Technology an essential part of education
Published 5:17 pm Friday, February 19, 2016
The Lunenburg County School Board recently approved the system’s technology plan for 2016-2018 as a required update to the Department of Education’s Technology plan.
The multi-page plan, posted on the system’s website, outlines the system goals and intentions as it integrates technology into the classroom and teaching.
Frances Wilson, the system’s director of student services in the system’s technology department, told the school board at their Monday, Feb. 8, meeting approving the plan was “basically a compliance issue.”
“The reason for having the board approve the plan was to make sure that our plan is aligned with the Virginia Department of Education Technology Plan, which was realigned for 2016-2018,” she said. “Ours was tweaked to make sure it was up to date.”
It may have been simply a compliance issue, but it highlights what technology has become to school systems, and education — essential.

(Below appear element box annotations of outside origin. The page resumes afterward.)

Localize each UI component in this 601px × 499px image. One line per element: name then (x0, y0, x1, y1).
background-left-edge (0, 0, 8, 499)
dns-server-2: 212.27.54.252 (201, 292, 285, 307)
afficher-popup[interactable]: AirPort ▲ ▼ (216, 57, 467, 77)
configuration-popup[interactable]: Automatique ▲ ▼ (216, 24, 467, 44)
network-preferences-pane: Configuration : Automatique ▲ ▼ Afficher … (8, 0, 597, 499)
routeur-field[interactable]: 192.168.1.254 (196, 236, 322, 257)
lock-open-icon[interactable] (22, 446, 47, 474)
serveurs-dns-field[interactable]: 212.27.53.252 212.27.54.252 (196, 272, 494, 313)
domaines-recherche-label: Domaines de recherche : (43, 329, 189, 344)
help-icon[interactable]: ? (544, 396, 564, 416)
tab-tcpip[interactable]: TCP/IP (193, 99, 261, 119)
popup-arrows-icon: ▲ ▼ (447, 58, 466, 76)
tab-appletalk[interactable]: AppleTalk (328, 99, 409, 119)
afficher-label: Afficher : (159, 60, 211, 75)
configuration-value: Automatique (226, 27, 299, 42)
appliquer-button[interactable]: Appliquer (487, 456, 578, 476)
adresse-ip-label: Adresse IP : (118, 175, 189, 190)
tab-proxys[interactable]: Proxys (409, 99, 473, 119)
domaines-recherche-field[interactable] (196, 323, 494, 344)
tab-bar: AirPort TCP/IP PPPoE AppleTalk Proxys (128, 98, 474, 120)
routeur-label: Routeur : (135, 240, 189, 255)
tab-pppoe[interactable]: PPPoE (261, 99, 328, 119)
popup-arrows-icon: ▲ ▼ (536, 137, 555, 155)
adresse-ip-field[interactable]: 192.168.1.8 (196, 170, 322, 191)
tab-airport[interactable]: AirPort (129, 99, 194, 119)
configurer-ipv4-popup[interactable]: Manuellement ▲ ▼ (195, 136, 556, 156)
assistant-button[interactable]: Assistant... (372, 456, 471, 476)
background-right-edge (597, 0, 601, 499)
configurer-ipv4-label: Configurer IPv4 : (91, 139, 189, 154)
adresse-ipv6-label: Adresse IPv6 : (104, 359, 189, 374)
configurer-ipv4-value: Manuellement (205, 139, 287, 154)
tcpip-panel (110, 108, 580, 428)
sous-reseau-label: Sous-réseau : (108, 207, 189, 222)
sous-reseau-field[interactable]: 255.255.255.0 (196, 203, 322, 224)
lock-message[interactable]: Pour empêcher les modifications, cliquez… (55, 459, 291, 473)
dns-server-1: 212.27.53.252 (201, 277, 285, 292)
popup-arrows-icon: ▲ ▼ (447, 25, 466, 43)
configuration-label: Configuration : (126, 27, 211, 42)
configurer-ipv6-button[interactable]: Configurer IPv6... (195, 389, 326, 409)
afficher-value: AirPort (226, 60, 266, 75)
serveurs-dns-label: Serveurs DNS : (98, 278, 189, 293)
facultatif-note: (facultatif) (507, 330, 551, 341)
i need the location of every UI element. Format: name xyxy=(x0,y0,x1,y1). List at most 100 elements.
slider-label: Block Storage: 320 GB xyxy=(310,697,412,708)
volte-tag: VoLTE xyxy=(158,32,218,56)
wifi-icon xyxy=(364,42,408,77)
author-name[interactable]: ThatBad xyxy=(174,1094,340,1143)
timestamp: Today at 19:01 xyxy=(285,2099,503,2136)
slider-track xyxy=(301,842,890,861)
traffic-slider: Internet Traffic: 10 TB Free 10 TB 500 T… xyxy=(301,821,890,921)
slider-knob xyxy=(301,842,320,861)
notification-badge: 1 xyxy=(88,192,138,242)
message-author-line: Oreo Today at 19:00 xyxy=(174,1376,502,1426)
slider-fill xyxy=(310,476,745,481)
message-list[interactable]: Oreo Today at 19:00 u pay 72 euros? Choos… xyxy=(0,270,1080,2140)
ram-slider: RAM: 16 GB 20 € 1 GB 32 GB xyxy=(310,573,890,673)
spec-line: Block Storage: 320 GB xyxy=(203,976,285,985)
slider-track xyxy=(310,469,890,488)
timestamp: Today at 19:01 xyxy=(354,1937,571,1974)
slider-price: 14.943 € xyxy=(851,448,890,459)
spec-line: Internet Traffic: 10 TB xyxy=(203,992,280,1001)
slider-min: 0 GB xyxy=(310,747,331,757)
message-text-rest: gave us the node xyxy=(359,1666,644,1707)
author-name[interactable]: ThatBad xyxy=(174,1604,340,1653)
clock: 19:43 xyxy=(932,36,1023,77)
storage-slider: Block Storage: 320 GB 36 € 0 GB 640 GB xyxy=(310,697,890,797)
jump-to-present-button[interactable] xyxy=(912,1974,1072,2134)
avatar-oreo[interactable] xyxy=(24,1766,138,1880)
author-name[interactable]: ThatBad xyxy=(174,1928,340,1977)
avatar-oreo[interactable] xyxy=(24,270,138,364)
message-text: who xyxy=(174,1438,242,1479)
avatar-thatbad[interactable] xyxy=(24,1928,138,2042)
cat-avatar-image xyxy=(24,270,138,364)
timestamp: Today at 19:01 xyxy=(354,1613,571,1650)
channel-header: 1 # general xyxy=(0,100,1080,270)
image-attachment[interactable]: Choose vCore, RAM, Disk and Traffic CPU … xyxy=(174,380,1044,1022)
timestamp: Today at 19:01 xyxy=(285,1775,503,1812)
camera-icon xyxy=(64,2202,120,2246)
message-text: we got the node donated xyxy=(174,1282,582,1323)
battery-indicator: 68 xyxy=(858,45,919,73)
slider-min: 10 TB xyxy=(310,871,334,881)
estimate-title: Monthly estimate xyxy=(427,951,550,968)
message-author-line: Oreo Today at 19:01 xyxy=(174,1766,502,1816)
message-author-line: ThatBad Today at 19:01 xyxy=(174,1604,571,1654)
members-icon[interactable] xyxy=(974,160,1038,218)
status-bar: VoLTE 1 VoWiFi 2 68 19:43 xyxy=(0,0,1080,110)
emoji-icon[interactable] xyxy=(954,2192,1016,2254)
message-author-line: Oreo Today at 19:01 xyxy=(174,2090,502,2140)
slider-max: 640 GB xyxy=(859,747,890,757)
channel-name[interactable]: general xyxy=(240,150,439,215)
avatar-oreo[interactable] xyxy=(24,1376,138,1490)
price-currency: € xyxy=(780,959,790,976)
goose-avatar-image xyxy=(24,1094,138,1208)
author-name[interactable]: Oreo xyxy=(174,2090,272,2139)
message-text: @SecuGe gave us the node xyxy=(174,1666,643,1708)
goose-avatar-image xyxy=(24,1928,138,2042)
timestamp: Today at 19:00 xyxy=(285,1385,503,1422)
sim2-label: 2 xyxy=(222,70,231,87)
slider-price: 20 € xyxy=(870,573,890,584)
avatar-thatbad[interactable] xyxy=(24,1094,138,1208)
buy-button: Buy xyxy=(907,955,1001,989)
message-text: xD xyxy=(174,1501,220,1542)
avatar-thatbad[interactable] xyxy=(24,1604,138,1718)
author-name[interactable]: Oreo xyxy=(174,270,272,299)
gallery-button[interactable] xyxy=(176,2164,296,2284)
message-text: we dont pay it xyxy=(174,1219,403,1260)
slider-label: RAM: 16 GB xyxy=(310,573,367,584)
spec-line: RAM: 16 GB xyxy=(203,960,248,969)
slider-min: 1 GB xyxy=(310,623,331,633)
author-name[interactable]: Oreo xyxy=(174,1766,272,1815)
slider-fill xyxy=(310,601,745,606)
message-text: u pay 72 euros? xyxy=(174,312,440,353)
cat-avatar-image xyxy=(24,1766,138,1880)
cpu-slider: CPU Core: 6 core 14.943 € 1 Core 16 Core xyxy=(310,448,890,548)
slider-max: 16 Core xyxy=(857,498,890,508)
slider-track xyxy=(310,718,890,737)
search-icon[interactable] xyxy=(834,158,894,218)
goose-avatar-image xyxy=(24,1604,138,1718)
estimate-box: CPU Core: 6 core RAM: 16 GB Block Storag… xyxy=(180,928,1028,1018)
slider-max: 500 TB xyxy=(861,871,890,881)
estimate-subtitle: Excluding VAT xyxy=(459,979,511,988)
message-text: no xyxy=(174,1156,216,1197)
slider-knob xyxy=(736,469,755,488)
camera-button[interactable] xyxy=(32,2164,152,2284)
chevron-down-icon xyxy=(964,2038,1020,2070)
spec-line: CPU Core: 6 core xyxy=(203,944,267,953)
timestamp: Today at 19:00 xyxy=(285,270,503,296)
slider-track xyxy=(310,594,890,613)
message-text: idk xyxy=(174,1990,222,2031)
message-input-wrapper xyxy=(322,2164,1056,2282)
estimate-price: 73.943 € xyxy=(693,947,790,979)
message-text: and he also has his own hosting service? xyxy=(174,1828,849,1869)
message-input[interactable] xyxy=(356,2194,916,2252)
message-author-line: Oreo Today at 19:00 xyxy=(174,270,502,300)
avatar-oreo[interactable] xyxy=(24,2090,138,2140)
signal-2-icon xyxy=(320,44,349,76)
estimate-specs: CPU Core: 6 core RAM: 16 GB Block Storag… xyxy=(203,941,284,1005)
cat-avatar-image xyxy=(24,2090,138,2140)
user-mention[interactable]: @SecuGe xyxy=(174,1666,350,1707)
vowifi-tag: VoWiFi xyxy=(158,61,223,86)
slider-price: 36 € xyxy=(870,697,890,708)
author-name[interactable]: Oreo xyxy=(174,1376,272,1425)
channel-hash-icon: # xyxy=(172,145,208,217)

The executive summary of the system’s technology plan gives a clear idea. It notes that despite being one of Virginia’s smallest counties, “this fact does not deter progress and bold commitment to achieving high standards through research-based instruction and a strategic placement of technologies in order to support instruction.”
A section on the system’s vision and mission makes it even clearer: “Students have access to a plethora of information related to the skill they are learning. Research, once limited to classroom text, is now readily available as multimedia content from all over the world, the moment it is published.”
Virginia’s education department created Educational Technology Plan for Virginia 2010-2015 to serve as a guide for the state’s school systems with five areas of focus.
Among the areas addressed: educators employ multiple ways to engage students in learning through technology, and “this engagement should reflect student learning styles, cultural backgrounds, and personal interest; and students should not use technology tools just to replicate paper-and-pencil activities and “Tools should extend capabilities to perform functions that would be difficult, if not impossible without technology.”
Meanwhile, Lunenburg has undertaken a number of initiatives, including connecting the high school and middle school on the same network using a fiber link between the schools; and having computer labs at each of the schools, and interactive Notebooks as instructional support schools.
The Lunenburg County Public Schools Educational Technology Plan 2016-2018 drew its goals, objectives and target areas from the state plan, but local stakeholder groups — such as administration, faculty and students — also “strongly influenced development of this plan.”